Sunday, July 1 at 10 a.m. ET
If Russia get an early goal, this could be a fun one, but right now I’m just seeing Spain passing the ball around for 90 minutes while the Russians chase them around, and Spain will win, 2-0, and we’ll all look at their side of the bracket and realize, oh man Spain are going to win again, aren’t they?
6. Sweden vs. Switzerland
Tuesday, July 3 at 10 a.m. ET
This game could get a bit kicky, but both have players who can make stuff happen, Sweden will be riding high off that 3-0 win, and Granit Xhaka is due either for a 40-yard strike in the top right corner or a ridiculous red card for something unbelievably stupid, and either of those will make me happy. Plus, Shaqiri.
Monday, July 2 at 2 p.m. ET
I want to rank this game higher, but after watching the dispiriting display Japan just put on to get out of the group stage, I’m worried they’re just going to put 10 men in the box and we’re going to sit and watch Hazard and Lukaku firing shots off people’s faces for an entire game. Then again, Belgium have broken down teams trying to do that to them already this tournament. If Belgium get an early one, and Japan are forced to attack, this could get interesting.
Sunday, July 1 at 2 p.m. ET
The Velvet Underground game of the Round of 16. Might not appeal to the masses, but the true soccerheads will love it — a midfield battle featuring Luka Modric, Ivan Rakitic, and Christian Eriksen is one that should not be missed.
Saturday, June 30 at 10 a.m. ET
This game might not be so fun from a pure entertainment standpoint, but from a perverse fascination standpoint there might be no better matchup in the Round of 16. Will France actually attack, or will Didier Deschamps remain content to grind out wins? (This man is taking a Ferrari of a team and using it to haul groceries. Yes, it can get you to the shop and back, but, for the love of God, Didier, it can do so much more.)
On the other side, with Argentina, we have no idea. No idea. Argentina might figure out their lineup, free up Messi, and go on to win the entire tournament. Argentina’s players might all renounce their citizenship in the 30th minute and forfeit the match. ANYTHING IS IN PLAY HERE.
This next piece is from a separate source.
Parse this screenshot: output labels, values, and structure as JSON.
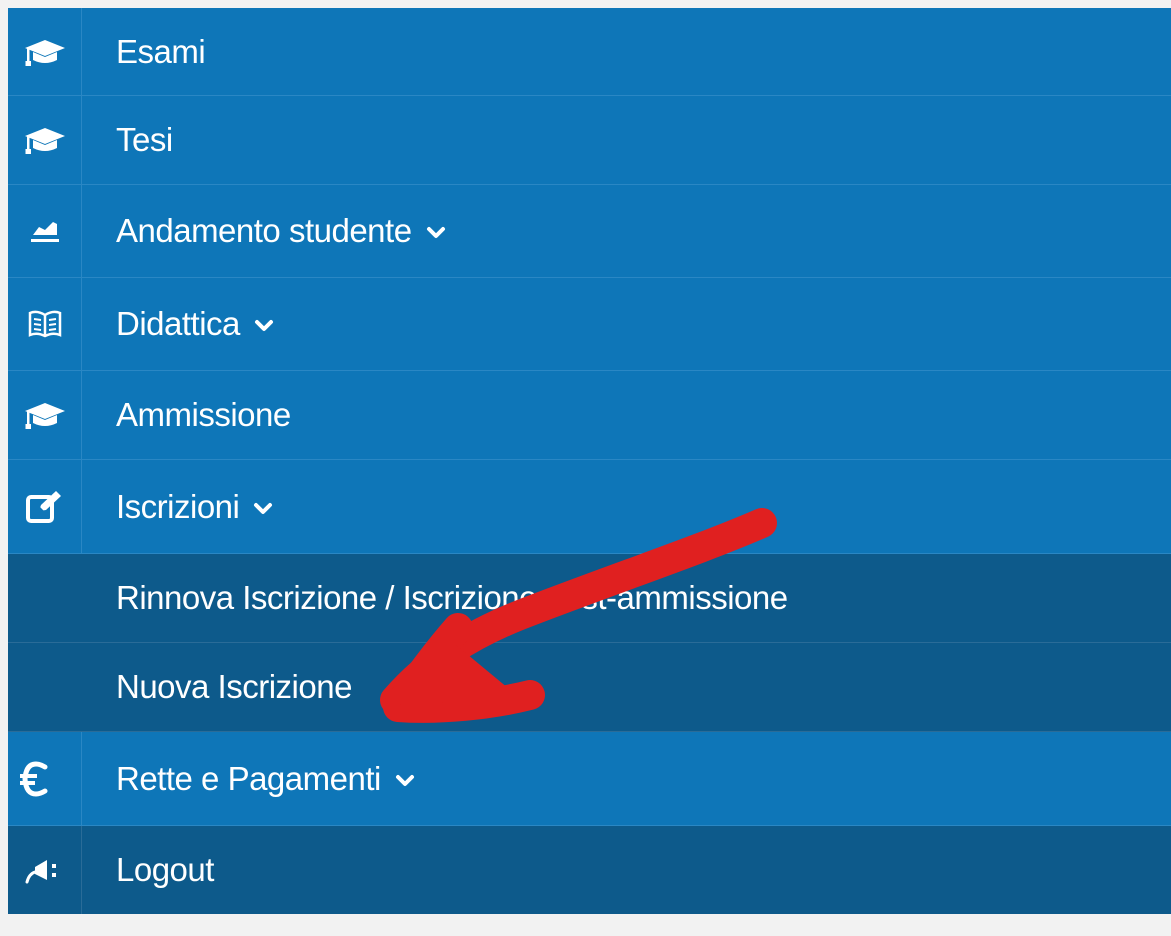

Tuesday, July 3 at 2 p.m. ET
England lost to Belgium in a nightmare of a match on Thursday, thus ensuring that they’re on the weaker side of the World Cup bracket. But being on that weaker side comes with a price — they have to play Colombia in the opener.
Colombia looked a bit lost without James Rodriguez, who exited their previous game with an injury in the 31st minute, but he might be fit enough to give it a go, and they’re dangerous everywhere even without him. England are coming in looking relaxed, playing beautiful, attacking football and actually threatening to make a run at things. If football is indeed coming home, it starts here.
Monday, July 2 at 10 a.m. ET
When these two teams have been on, they are the two most exciting teams in the World Cup. Mexico have already taken down one giant in Germany by going right at them, pressuring high and overwhelming them in the midfield and attack. Mexico coach Juan Carlos Osorio fears no opponent, and (I imagine) will try and beat Brazil the exact same way — by punching them in the mouth.
Brazil coach Tite will have options to counter what Mexico do, though. He could pack the midfield with ballwinners, plugging in Casemiro, Fernandhino, and Paulinho and getting physical. He could put Coutinho and Firmino on with Neymar and say “We’re going to pick you apart.” I’m getting fired up about this match just thinking about the lineup options, let alone what’s actually going to happen on the field.
Two of the most passionate fanbases in the world, two of the most thrilling teams in the tournament. It almost has to be good, doesn’t it?